I recall the 1999 attention-getting idea by Vancouver agency Rethink. The three leaders of the agency had just left Palmer Jarvis DDB to go out on their own. In order to create buzz for their startup they branded and distributed Rethink Beer. The product helped put Rethink on the map and remained on shelves until 2003.

This is one example in a longstanding series of agency experiments with product development. A new book by Leif Abraham, with an amazingly long title, suggests how Madison Avenue needs to change. His effort is called, Madison Valley: Building Digital Products. Getting the Most out of Talent. And How Madison Avenue Can Be More like Silicon Valley, which is a fine preview of the book’s content. The overriding premise is creative businesses should not restrict themselves to communications but should leverage their talents for real product innovation.

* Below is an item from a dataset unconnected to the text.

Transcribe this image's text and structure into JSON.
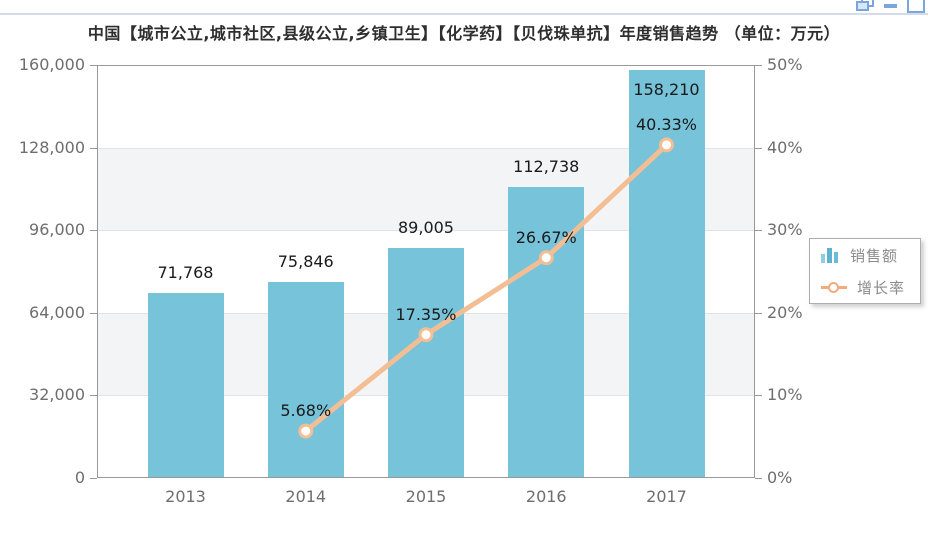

Having worked at, and for, a number of agencies, I know these businesses would love to reap the profits of an iPod or Nike FuelBand as additional revenue or to stave off the long anticipated lower margins resulting from an old business model. Yet, Abraham points out the reality, “Every agency wants to build a lab and make products. Every award show adds product innovation categories. But we haven’t yet seen a successful product coming out of an ad agency. My book gives an analysis on how product innovation is treated in agencies today, what needs to change and why it’s about more than just the product.”